Mais vous devez révéler les secrets avec soin et à temps. Il y a un autre extrême, lorsque des détails étranges sont racontés dans tous les détails que la psyché de l'enfant ne peut pas digérer. Et vous pouvez blesser un enfant pas moins que de ne pas dire quelque chose.

Un autre extrême est la célébration exagérée et joyeuse, les histoires exagérées et laquées qui transforment un bon rituel - une journée de souvenir pour toutes les victimes et les pertes de la guerre - en un ritualisme émasculé, où rien ne reste vivant …

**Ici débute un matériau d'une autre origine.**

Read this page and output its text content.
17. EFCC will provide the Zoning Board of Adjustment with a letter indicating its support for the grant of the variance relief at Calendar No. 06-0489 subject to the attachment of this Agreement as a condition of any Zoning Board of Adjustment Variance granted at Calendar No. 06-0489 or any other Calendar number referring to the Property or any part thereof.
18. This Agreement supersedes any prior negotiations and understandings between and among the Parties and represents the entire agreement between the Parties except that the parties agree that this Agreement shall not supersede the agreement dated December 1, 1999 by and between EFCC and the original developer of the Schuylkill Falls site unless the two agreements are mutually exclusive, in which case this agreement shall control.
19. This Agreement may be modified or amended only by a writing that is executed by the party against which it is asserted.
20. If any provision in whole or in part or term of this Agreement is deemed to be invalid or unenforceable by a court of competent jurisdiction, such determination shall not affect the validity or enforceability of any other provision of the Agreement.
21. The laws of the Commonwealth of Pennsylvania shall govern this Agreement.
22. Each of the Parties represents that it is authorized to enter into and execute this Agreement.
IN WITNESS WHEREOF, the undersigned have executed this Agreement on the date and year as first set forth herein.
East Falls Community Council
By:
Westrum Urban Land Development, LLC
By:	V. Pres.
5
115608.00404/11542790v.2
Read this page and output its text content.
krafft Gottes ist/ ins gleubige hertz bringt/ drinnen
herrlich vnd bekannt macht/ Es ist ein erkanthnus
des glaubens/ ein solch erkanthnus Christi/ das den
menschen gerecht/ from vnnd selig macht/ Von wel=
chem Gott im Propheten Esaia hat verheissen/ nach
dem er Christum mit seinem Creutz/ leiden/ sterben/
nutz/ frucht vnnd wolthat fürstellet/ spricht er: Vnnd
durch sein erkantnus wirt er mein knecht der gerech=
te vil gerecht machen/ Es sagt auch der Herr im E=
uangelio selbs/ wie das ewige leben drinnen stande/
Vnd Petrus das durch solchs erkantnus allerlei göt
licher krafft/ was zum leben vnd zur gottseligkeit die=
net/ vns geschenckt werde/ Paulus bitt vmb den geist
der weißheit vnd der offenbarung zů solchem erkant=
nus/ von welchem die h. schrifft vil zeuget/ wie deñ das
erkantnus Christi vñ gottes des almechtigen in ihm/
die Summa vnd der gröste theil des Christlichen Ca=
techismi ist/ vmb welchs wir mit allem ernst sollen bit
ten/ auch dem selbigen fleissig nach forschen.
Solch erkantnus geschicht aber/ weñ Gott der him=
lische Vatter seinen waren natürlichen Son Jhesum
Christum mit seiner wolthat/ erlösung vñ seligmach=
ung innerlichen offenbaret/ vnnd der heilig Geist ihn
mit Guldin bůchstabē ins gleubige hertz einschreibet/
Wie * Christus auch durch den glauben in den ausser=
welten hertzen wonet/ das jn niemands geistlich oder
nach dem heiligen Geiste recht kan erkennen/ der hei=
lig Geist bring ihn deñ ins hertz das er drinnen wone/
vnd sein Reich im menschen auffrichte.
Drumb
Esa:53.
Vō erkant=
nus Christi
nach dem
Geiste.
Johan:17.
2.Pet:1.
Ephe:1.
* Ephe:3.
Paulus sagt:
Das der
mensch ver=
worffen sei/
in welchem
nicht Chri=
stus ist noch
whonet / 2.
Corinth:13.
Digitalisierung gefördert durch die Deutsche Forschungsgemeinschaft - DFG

La repentance commune aidera non seulement à accepter et à endurer la douleur, mais aussi à arrêter le bâton tragique entre les générations.

« Si nous voulons une génération en bonne santé, nous devons assurer une transmission intergénérationnelle claire de l'information », explique le psychothérapeute. Pour faire face à une histoire tragique, nous devons traverser la douleur ensemble. Dans un sens symbolique. Pleurez, discutez avec d'autres parents. Nous pouvons parler à l'arrière-grand-père de première ligne, s'il est encore en vie, ou aller sur sa tombe, s'il nous a déjà quittés, et lui dire:

« Je sais combien de chagrin vous avez dû endurer. Je sais que ça n'a pas été facile pour toi de prendre des décisions. Notre pays est responsable du sang des gens, de la violence, de la destruction de nombreuses personnes, y compris nos compatriotes. Nous n'avons pas déclenché cette guerre. Mais nous avons fait beaucoup de choses qui ont conduit à la tragédie et à la souffrance des individus. Nous le reconnaissons. Et nous sommes vraiment désolés."

Un tel repentir commun, une reconnaissance honnête de tout ce qui s'est passé, un consentement et une gratitude pour ce qu'ils portaient en eux, estime Natalya Olifirovich, aideront non seulement à accepter et à supporter la douleur, mais aussi à arrêter la course de relais tragique entre les générations.

À propos de l'expert

Natalia Olifirovitch, candidat en sciences psychologiques, psychologue familial, analyste de systèmes, président du conseil de l'association publique républicaine "Société des psychologues et psychothérapeutes" Approche gestaltiste "(Biélorussie).